## Friday, September 22, 2017

### Mutual information and information equilibrium

Natalie Wolchover has a nice article on the information bottleneck and how it might relate to why deep learning works. Originally described in this 2000 paper by Tishby et al, the information bottleneck was a new variational principle that optimized a functional of mutual information as a Lagrange multiplier problem (I'll use their notation):

$$\mathcal{L}[p(\tilde{x} | x)] = I(\tilde{X} ; X) - \beta I(\tilde{X} ; Y)$$

The interpretation is that we pass the information the random variable $X$ has about $Y$ (i.e. the mutual information $I(X ; Y)$) through the "bottleneck" $\tilde{X}$.
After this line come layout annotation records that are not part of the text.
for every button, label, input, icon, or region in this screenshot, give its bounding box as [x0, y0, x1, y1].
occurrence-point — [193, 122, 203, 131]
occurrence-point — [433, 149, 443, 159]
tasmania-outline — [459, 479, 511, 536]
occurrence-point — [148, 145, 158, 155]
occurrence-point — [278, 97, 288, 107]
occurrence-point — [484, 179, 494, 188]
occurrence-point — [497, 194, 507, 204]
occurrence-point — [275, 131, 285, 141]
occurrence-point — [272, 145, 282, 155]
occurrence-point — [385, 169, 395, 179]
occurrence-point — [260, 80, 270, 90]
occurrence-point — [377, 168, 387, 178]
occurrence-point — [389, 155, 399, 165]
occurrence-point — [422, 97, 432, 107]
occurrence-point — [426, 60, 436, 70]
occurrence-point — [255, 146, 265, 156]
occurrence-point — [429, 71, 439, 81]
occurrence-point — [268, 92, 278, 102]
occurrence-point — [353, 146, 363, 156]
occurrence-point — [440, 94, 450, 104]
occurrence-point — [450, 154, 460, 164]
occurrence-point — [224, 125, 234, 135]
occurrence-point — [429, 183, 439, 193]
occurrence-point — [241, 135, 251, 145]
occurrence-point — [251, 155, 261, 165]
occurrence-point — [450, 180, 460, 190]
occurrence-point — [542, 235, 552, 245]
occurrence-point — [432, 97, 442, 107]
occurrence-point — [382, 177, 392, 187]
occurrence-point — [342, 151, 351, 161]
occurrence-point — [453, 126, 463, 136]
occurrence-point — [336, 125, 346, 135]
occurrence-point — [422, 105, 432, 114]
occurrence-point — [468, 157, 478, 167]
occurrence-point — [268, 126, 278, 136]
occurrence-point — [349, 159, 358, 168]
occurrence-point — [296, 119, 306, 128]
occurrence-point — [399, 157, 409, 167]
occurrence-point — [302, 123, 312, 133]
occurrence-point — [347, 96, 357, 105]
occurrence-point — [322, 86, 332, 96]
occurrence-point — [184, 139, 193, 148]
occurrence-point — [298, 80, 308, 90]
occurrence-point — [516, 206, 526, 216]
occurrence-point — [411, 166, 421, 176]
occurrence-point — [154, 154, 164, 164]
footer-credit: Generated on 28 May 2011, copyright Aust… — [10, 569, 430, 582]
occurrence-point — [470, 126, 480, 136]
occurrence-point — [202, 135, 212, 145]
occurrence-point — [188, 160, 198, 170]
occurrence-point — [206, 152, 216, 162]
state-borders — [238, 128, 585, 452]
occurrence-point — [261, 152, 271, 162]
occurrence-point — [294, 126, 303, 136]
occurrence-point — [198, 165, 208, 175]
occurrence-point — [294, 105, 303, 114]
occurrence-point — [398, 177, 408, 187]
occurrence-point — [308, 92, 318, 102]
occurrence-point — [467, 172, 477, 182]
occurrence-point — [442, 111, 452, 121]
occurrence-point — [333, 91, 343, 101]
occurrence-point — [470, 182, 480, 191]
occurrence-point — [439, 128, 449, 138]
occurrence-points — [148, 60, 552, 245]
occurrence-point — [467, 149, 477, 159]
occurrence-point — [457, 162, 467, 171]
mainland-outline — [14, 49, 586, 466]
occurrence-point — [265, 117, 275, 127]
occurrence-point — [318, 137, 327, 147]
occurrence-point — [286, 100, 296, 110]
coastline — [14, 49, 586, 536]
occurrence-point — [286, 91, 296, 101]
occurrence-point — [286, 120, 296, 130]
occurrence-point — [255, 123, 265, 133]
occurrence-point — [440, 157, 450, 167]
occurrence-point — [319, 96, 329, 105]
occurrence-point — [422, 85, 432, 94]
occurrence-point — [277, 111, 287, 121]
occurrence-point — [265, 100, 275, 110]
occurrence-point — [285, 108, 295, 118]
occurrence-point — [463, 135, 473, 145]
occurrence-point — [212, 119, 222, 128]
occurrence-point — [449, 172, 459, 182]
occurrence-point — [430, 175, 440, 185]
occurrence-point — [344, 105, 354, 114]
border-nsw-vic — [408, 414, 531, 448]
Now I've been interested in the connection between information equilibrium, economics, and machine learning (e.g. GAN's real data, generated data, and discriminator have a formal similarity to information equilibrium's information source, information destination, and detector — the latter I use as a possible way of understanding of demand, supply, and price on this blog). I'm always on the lookout for connections to information equilibrium. This is a work in progress, but I first thought it might be valuable to understand information equilibrium in terms of mutual information.
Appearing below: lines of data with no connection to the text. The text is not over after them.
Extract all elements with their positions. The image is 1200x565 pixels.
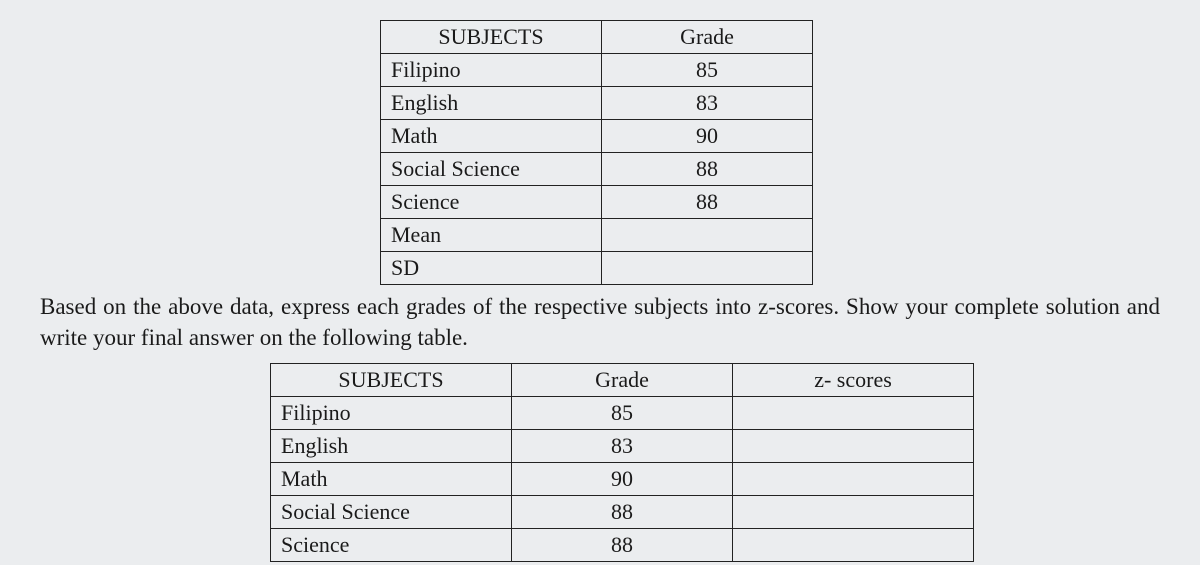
header-zscore: z- scores: [733, 364, 974, 397]
cell-subject: Social Science: [271, 496, 512, 529]
cell-subject: SD: [381, 252, 602, 285]
cell-subject: Filipino: [381, 54, 602, 87]
table-row: Math 90: [381, 120, 813, 153]
cell-zscore: [733, 463, 974, 496]
cell-subject: Mean: [381, 219, 602, 252]
table-row: Mean: [381, 219, 813, 252]
table-row: Social Science 88: [271, 496, 974, 529]
table-row: Filipino 85: [381, 54, 813, 87]
table-header-row: SUBJECTS Grade: [381, 21, 813, 54]
cell-grade: 83: [512, 430, 733, 463]
cell-subject: Math: [381, 120, 602, 153]
instruction-paragraph: Based on the above data, express each gr…: [40, 291, 1160, 353]
cell-grade: 88: [602, 186, 813, 219]
cell-grade: 83: [602, 87, 813, 120]
table-row: English 83: [381, 87, 813, 120]
grades-table: SUBJECTS Grade Filipino 85 English 83 Ma…: [380, 20, 813, 285]
cell-zscore: [733, 430, 974, 463]
cell-subject: Science: [271, 529, 512, 562]
cell-grade: 85: [602, 54, 813, 87]
cell-grade: 88: [512, 496, 733, 529]
cell-subject: Social Science: [381, 153, 602, 186]
header-subject: SUBJECTS: [271, 364, 512, 397]
cell-grade: 88: [602, 153, 813, 186]
table-row: Social Science 88: [381, 153, 813, 186]
header-grade: Grade: [512, 364, 733, 397]
cell-grade: 90: [512, 463, 733, 496]
table-row: Filipino 85: [271, 397, 974, 430]
table-header-row: SUBJECTS Grade z- scores: [271, 364, 974, 397]
header-subject: SUBJECTS: [381, 21, 602, 54]
table-row: English 83: [271, 430, 974, 463]
page: SUBJECTS Grade Filipino 85 English 83 Ma…: [40, 20, 1160, 562]
table-row: SD: [381, 252, 813, 285]
table-row: Science 88: [271, 529, 974, 562]
cell-subject: Science: [381, 186, 602, 219]
cell-grade: 88: [512, 529, 733, 562]
cell-grade: 90: [602, 120, 813, 153]
cell-zscore: [733, 397, 974, 430]
cell-zscore: [733, 529, 974, 562]
cell-subject: English: [381, 87, 602, 120]
cell-subject: Filipino: [271, 397, 512, 430]
header-grade: Grade: [602, 21, 813, 54]
cell-grade: 85: [512, 397, 733, 430]
cell-subject: Math: [271, 463, 512, 496]
cell-subject: English: [271, 430, 512, 463]
cell-grade: [602, 219, 813, 252]
cell-zscore: [733, 496, 974, 529]
table-row: Math 90: [271, 463, 974, 496]
table-row: Science 88: [381, 186, 813, 219]
cell-grade: [602, 252, 813, 285]
zscore-table: SUBJECTS Grade z- scores Filipino 85 Eng…: [270, 363, 974, 562]
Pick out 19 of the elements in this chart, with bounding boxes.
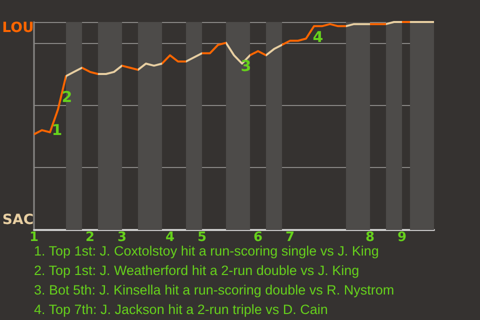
x-tick-label: 9 (397, 230, 407, 245)
x-tick-label: 8 (365, 230, 375, 245)
x-tick-label: 7 (285, 230, 295, 245)
annotation: 1 (52, 121, 62, 139)
x-tick-label: 1 (29, 230, 39, 245)
annotation: 4 (312, 28, 324, 46)
text: 2. Top 1st: J. Weatherford hit a 2-run double vs J. King (34, 263, 360, 278)
text: SAC (2, 212, 34, 228)
x-tick-label: 4 (165, 230, 175, 245)
text: 1. Top 1st: J. Coxtolstoy hit a run-scoring single vs J. King (34, 244, 379, 258)
x-tick-label: 3 (117, 230, 127, 245)
text: 3. Bot 5th: J. Kinsella hit a run-scoring double vs R. Nystrom (34, 282, 394, 298)
x-tick-label: 5 (197, 230, 207, 245)
x-tick-label: 6 (253, 230, 263, 245)
annotation: 2 (62, 88, 72, 106)
text: 4. Top 7th: J. Jackson hit a 2-run triple vs D. Cain (34, 302, 328, 317)
text: LOU (2, 20, 34, 36)
x-tick-label: 2 (85, 230, 95, 245)
annotation: 3 (240, 57, 252, 75)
The best way to illustrate this is with a Venn diagram:

If we have two random variables $X$ and $Y$, then information equilibrium is the condition that:

$$H(X) = H(Y)$$

Without loss of generality, we can identify $X$ as the information source (effectively a sign convention) and say in general:

$$H(X) \geq H(Y)$$

We can say mutual information is maximized when $Y = f(X)$. The diagram above represents a "noisy" case where either noise (or another random variable) contributes to $H(Y)$ (i.e. $Y = f(X) + n$). Mutual information cannot be greater than the information in $X$ or $Y$. And if we assert a simple case of information equilibrium (with information transfer index $k = 1$), e.g.:

$$p_{xy} = p_{x}\delta_{xy} = p_{y}\delta_{xy}$$

then

\begin{align} I(X ; Y) & = \sum_{x} \sum_{y} p_{xy} \log \frac{p_{xy}}{p_{x}p_{y}}\\ & = \sum_{x} \sum_{y} p_{x} \delta_{xy} \log \frac{p_{x} \delta_{xy} }{p_{x}p_{y}}\\ & = \sum_{x} \sum_{y} p_{x} \delta_{xy} \log \frac{\delta_{xy} }{p_{y}}\\ & = \sum_{x} p_{x} \log \frac{1}{p_{x}}\\ & = -\sum_{x} p_{x} \log p_{x}\\ & = H(X) \end{align}

Note that in the above, the information transfer index accounts for the "mismatch" in dimensionality in the Kronecker delta (i.e. a die roll that determines the outcome of a coin flip such that a roll of 1, 2, or 3 yields heads and 4, 5, or 6 yields tails).

Basically, information equilibrium is the case where $H(X)$ and $H(Y)$ overlap, $Y = f(X)$, and mutual information is maximized.